Katılımcıların 26 Eylül Türk Dil Bayramı'nı da kutlayan Yılmaz, dilin, düşüncenin sınırlarını ve derinliğini belirleyen bir etken olduğunu, aynı zamanda geçmişle bugünü irtibatlandırdığını belirtti.
Yılmaz, dilin medeniyet değerlerini taşıdığını kaydederek, "Dildeki bozulma aynı zamanda geçmişle ilişkinizin bozulması, tarihi birikiminizin bugüne güçlü bir şekilde yansımaması anlamına geliyor. Dilin içinde bir ruh var. Diller mekanik hadiseler değil, aynı zamanda içinde bir dünya görüşü barındırıyor. Onu koruyamadığınız zaman başkalarının dünyaya baktığı gibi bakmak durumunda kalıyorsunuz. Buna da kültür emperyalizmi diyorlar." şeklinde konuştu.

Yılmaz, sempozyumun, Türkçenin köklü mirasını yeniden hatırlatan, bugünün meydan okumalarına karşı ortak iradeyi pekiştiren ve geleceğe daha güçlü bir Türkçe bırakma kararlılığını ortaya koyan önemli bir buluşma olduğunu dile getirdi.
Türkçenin dünü, bugünü ve yarınının değerlendirildiği sempozyumun, dilin kültürel kimlikteki yerini daha da pekiştireceğine ve medeniyet vizyonuna katkı sunacağına dikkati çeken Yılmaz, yazılı örnekleri yüzyıllar öncesine dayanan Türkçenin dünyanın en kadim dillerinden olduğunu vurguladı.

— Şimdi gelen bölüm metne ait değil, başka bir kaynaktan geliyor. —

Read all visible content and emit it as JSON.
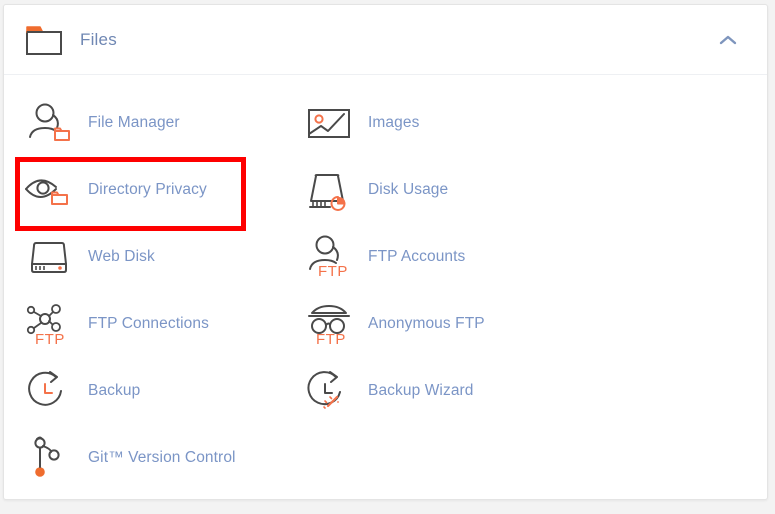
{
  "panel": {
    "title": "Files",
    "icon": "folder-icon",
    "collapse_icon": "chevron-up-icon",
    "expanded": true
  },
  "colors": {
    "accent_orange": "#f4724a",
    "link_blue": "#7b95c6",
    "title_blue": "#6f87b3",
    "icon_gray": "#4a4a4a",
    "highlight_red": "#fe0000",
    "card_bg": "#ffffff",
    "page_bg": "#f3f3f3"
  },
  "items": [
    {
      "label": "File Manager",
      "icon": "user-folder-icon",
      "column": "a",
      "highlighted": false
    },
    {
      "label": "Images",
      "icon": "picture-icon",
      "column": "b",
      "highlighted": false
    },
    {
      "label": "Directory Privacy",
      "icon": "eye-folder-icon",
      "column": "a",
      "highlighted": true
    },
    {
      "label": "Disk Usage",
      "icon": "disk-pie-icon",
      "column": "b",
      "highlighted": false
    },
    {
      "label": "Web Disk",
      "icon": "web-disk-icon",
      "column": "a",
      "highlighted": false
    },
    {
      "label": "FTP Accounts",
      "icon": "user-ftp-icon",
      "column": "b",
      "highlighted": false
    },
    {
      "label": "FTP Connections",
      "icon": "network-ftp-icon",
      "column": "a",
      "highlighted": false
    },
    {
      "label": "Anonymous FTP",
      "icon": "incognito-ftp-icon",
      "column": "b",
      "highlighted": false
    },
    {
      "label": "Backup",
      "icon": "backup-clock-icon",
      "column": "a",
      "highlighted": false
    },
    {
      "label": "Backup Wizard",
      "icon": "backup-wand-icon",
      "column": "b",
      "highlighted": false
    },
    {
      "label": "Git™ Version Control",
      "icon": "git-branch-icon",
      "column": "a",
      "highlighted": false
    }
  ],
  "highlight": {
    "target": "Directory Privacy",
    "shape": "rectangle",
    "color": "#fe0000"
  }
}
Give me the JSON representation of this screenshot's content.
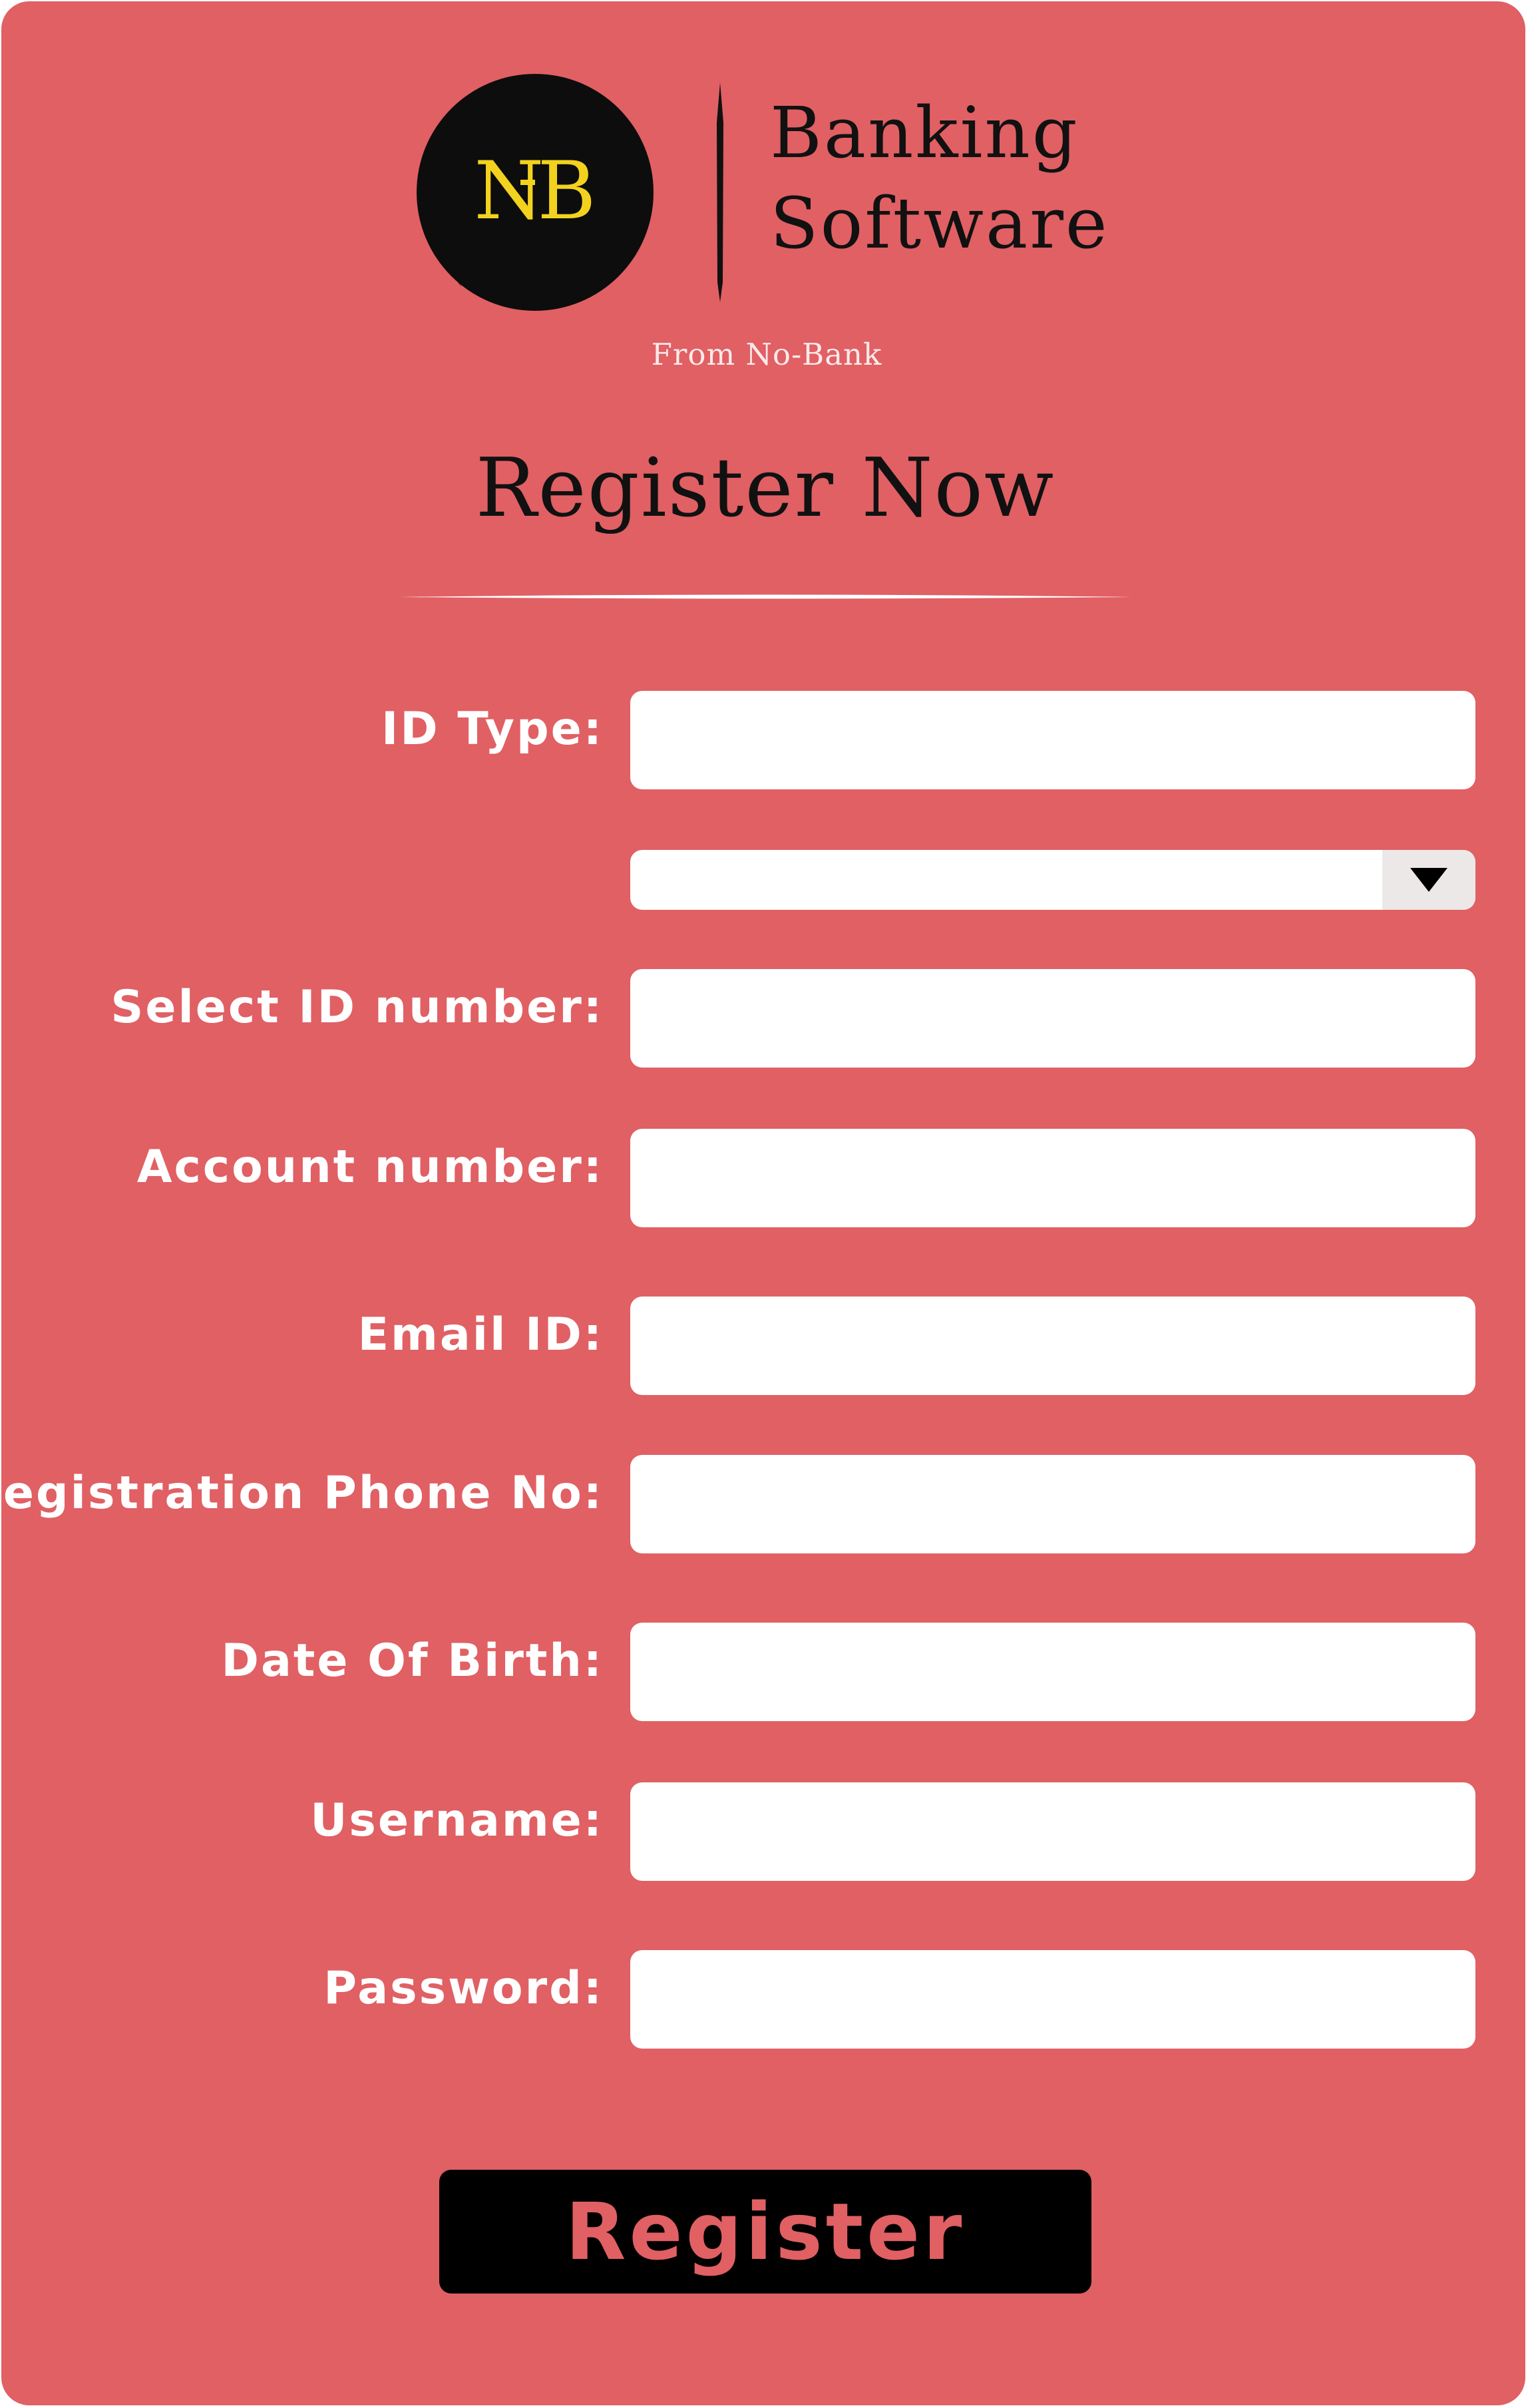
{
  "brand": {
    "logo_monogram": "NB",
    "name_line1": "Banking",
    "name_line2": "Software",
    "tagline": "From No-Bank"
  },
  "page": {
    "title": "Register Now"
  },
  "form": {
    "id_type_label": "ID Type:",
    "id_type_value": "",
    "id_type_select_value": "",
    "select_id_number_label": "Select ID number:",
    "select_id_number_value": "",
    "account_number_label": "Account number:",
    "account_number_value": "",
    "email_id_label": "Email ID:",
    "email_id_value": "",
    "registration_phone_label": "Registration Phone No:",
    "registration_phone_value": "",
    "date_of_birth_label": "Date Of Birth:",
    "date_of_birth_value": "",
    "username_label": "Username:",
    "username_value": "",
    "password_label": "Password:",
    "password_value": ""
  },
  "actions": {
    "register_label": "Register"
  },
  "colors": {
    "background": "#e06064",
    "logo_circle": "#0d0d0d",
    "logo_monogram": "#f2d21e",
    "input_background": "#ffffff",
    "button_background": "#000000",
    "button_text": "#e06064"
  },
  "icons": {
    "dropdown": "triangle-down"
  }
}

Cumhurbaşkanı Yardımcısı Yılmaz, Türkçenin son derece kıymetli bir dil olduğunun altını çizerek, "Tarihi derinliği ve coğrafi genişliğiyle Türkçe bir yandan zengin bir söz varlığı ve ifade kabiliyetine erişmiş, diğer yandansa yazı dilinde doğal dönüşümler geçirmiştir. İmla, dil bayrağımız Türkçemizin anlaşılabilirliğini, birliğini ve kültürel hafızasını koruyan temel unsurdur." ifadelerini kullandı.
"Modern medya, dili yozlaştıran değil, geliştiren bir ortam olmalı"Türk Dil Kurumunun, üniversitelerin, edebiyat fakültelerinin, sivil toplum kuruluşlarının imla konusunun üzerinde durması gerektiğine işaret eden Yılmaz, dilin adeta yaşayan bir varlık gibi olduğunu, çeşitli dönemlerde yeni özellikler de kazanabildiğini anlattı.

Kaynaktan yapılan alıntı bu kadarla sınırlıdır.